Friends Provident International (FPI) sales have fallen by 11% compared to Q4 last year, while total group sales have plummeted 40% due to the 'tough' economic environment.
The drop off in sales at FPI to £37m in Q1 is due to "demanding" economic conditions and low investor confidence, according to Rocco Sepe, managing director, international at Friends Provident.
However, he says FPI still has a solid position in the Asia market on which to build, despite being heavily dependent on the Hong Kong market, which dropped 75% in Q4. Sepe predicts Hong Kong could be one of the first markets to recover.
He says: "We continue to work on propositions to win a big slice of this business, when it does pick up."
Furthermore, Sepe says the Middle East business is doing well having increased FPI's presence in the United Arab Emirates.
He believes FPI still has room to grow in its Middle East, German and Singapore markets.
"We're still a small player in Germany and there's plenty of room to grow in the Middle East. We've secured our first group savings scheme there and it should start to show in the second half of the year," says Sepe.

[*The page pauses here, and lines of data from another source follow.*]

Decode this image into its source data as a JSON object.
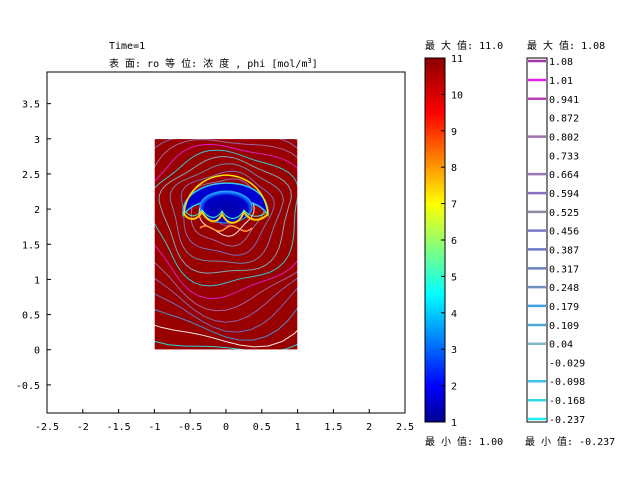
{
  "chart_data": {
    "type": "heatmap",
    "title_line1": "Time=1",
    "title_line2_prefix": "表 面: ro   等 位: 浓 度 , phi [mol/m",
    "title_line2_sup": "3",
    "title_line2_suffix": "]",
    "x_ticks": [
      "-2.5",
      "-2",
      "-1.5",
      "-1",
      "-0.5",
      "0",
      "0.5",
      "1",
      "1.5",
      "2",
      "2.5"
    ],
    "x_tick_values": [
      -2.5,
      -2,
      -1.5,
      -1,
      -0.5,
      0,
      0.5,
      1,
      1.5,
      2,
      2.5
    ],
    "y_ticks": [
      "3.5",
      "3",
      "2.5",
      "2",
      "1.5",
      "1",
      "0.5",
      "0",
      "-0.5"
    ],
    "y_tick_values": [
      3.5,
      3,
      2.5,
      2,
      1.5,
      1,
      0.5,
      0,
      -0.5
    ],
    "xlim": [
      -2.5,
      2.5
    ],
    "ylim": [
      -0.9,
      3.95
    ],
    "domain": {
      "x": [
        -1,
        1
      ],
      "y": [
        0,
        3
      ]
    },
    "surface": {
      "variable": "ro",
      "min": 1.0,
      "max": 11.0,
      "colorbar_ticks": [
        "11",
        "10",
        "9",
        "8",
        "7",
        "6",
        "5",
        "4",
        "3",
        "2",
        "1"
      ],
      "colorbar_values": [
        11,
        10,
        9,
        8,
        7,
        6,
        5,
        4,
        3,
        2,
        1
      ],
      "max_label": "最 大 值: 11.0",
      "min_label": "最 小 值: 1.00",
      "colors": [
        "#00008f",
        "#0000ff",
        "#00ffff",
        "#ffff00",
        "#ff0000",
        "#8b0000"
      ]
    },
    "contour": {
      "variable": "phi",
      "min": -0.237,
      "max": 1.08,
      "levels": [
        "1.08",
        "1.01",
        "0.941",
        "0.872",
        "0.802",
        "0.733",
        "0.664",
        "0.594",
        "0.525",
        "0.456",
        "0.387",
        "0.317",
        "0.248",
        "0.179",
        "0.109",
        "0.04",
        "-0.029",
        "-0.098",
        "-0.168",
        "-0.237"
      ],
      "level_colors": [
        "#a03aa8",
        "#e020e0",
        "#b840b8",
        "#ffffff",
        "#a070b0",
        "#ffffff",
        "#9878b8",
        "#8870c0",
        "#8a8aa0",
        "#7878c8",
        "#6a78c8",
        "#6a80b8",
        "#7090c0",
        "#40a0e0",
        "#50a8d8",
        "#80b8c8",
        "#ffffff",
        "#40c0e8",
        "#30d8e8",
        "#20f0f0"
      ],
      "max_label": "最 大 值: 1.08",
      "min_label": "最 小 值: -0.237"
    }
  }
}
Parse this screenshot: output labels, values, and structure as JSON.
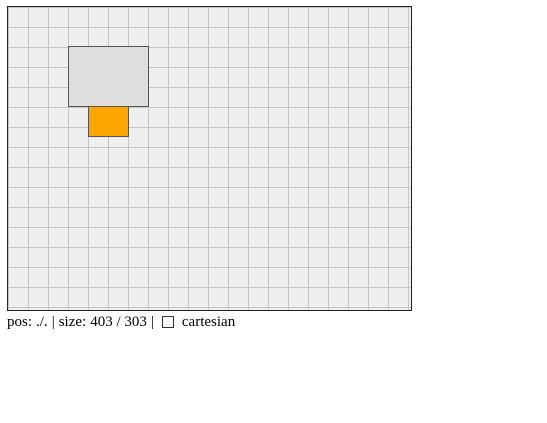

Meanwhile, Lombard is down 16% year-on-year as fewer large cases fall within the first quarter result, according to Friends Provident.
Large cases only accounted for about 10% of business in Q1, says Sepe.
"It's a lumpy business dependent with large cases which have a heavy bearing on results," he says.
He expects Germany to be an increasingly important market for Lombard.
"We also expect to do better in Asia as we develop new products. The business is all about the second half of the year," he adds.